As of Dec. 31, 2018, the Yampa and White River basin had 107 percent of the median snow water equivalent, which is a measurement of how much water is contained within snowpack. At the same time last year, the valley had received 65 percent of the median.
“It’s refreshing to see our snowpack levels kick off at average,” said Kelly Romero-Heaney, water resources manager for the city of Steamboat Springs and a Routt County representative on the Yampa-White-Green River Basin Roundtable.
“We just hope that that trend continues, because last year was particularly stressful for water managers and the aquatic life,” she said. “This year is off to a good start, but it’s Colorado, and there really is no normal. We just have to keep an eye on it.”
Steamboat Resort has more snow days than not, with snow falling on 37 of the 63 days the resort has been open. Fifteen of those days were powder days, according to Steamboat Ski and Resort Corp. Senior Communications Manager Loryn Kasten.
In Routt County, the Natural Resource Conservation Service’s snow telemetry sites have received an average of 34 inches of snow. The thickest snowpack is at the Tower site on Buffalo Pass, with 64 inches. The thinnest snowpack is at the Bear River and Lynx Pass sites in South Routt, both with 25 inches.
Snowpack is nature’s reservoir, but different types of snow contain different amounts of water. While powder hounds look for snow to pile up to play in, water managers watch snowpack’s water equivalency to get a hint at how much water will be available when the snow melts off in the spring. A good snow year means higher, healthier stream flows once the snow melts into water and trickles downstream.
“In an average year, generally the river won’t dip below 100 (cubic feet per second), so we won’t need to close the river to recreation,” Romero-Heaney said. “We wouldn’t need to implement Stage 2 watering restrictions. It gives us one more year to plan and prepare for the drought years.”

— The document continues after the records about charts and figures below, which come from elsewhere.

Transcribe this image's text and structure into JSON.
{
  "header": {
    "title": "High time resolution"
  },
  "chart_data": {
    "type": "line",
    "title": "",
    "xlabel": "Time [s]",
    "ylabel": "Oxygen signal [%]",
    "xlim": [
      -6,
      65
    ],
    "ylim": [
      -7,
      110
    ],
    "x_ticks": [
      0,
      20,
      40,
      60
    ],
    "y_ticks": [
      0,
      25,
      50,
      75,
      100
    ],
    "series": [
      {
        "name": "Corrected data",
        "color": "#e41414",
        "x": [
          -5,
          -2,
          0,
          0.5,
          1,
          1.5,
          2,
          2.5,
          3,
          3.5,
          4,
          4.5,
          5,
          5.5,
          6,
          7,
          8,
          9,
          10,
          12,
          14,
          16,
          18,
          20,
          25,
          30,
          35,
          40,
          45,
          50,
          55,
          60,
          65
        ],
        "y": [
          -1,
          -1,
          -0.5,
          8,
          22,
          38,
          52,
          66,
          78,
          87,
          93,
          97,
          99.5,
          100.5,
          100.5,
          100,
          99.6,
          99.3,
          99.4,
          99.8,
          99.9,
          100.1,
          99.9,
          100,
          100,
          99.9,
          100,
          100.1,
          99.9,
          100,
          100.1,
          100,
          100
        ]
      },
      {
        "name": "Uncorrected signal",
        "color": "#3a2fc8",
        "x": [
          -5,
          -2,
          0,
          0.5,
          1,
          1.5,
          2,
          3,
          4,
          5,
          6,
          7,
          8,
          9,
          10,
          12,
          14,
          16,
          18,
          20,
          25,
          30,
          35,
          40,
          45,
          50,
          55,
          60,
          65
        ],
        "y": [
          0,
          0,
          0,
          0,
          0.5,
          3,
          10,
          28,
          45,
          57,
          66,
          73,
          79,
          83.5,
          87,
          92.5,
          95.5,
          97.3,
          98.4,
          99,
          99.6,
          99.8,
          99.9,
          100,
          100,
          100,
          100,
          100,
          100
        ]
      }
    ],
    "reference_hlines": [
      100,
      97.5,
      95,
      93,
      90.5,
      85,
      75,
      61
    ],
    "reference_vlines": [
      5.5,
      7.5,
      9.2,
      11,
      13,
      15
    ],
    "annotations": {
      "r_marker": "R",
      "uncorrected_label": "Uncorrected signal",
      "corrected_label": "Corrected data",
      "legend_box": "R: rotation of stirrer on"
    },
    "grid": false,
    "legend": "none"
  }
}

As the Yampa River Basin is part of the larger Colorado River Basin, water managers use good water years to plan for bad water years.
Since 2000, the Colorado River Basin has experienced an extended drought. During this time, the Colorado River has seen the lowest amount of water flowing into the river and its tributaries over a 16-year period since people started keeping records more than 100 years ago, according to the U.S. Interior Department.
“It feels like this is such a big winter because we haven’t had a big winter in awhile, but then when you look at the data and realize it’s average, it reminds us not to rely on our assumptions and actually look at the data,” Romero-Heaney said.
It’s still early in the water year, which started on Oct. 1, 2018, and will end Sept. 30. The next few months of snowfall will determine whether the Yampa Valley sees another drought-riddled summer.
“Keep doing your snow water equivalency dance,” Romero-Heaney said with a laugh.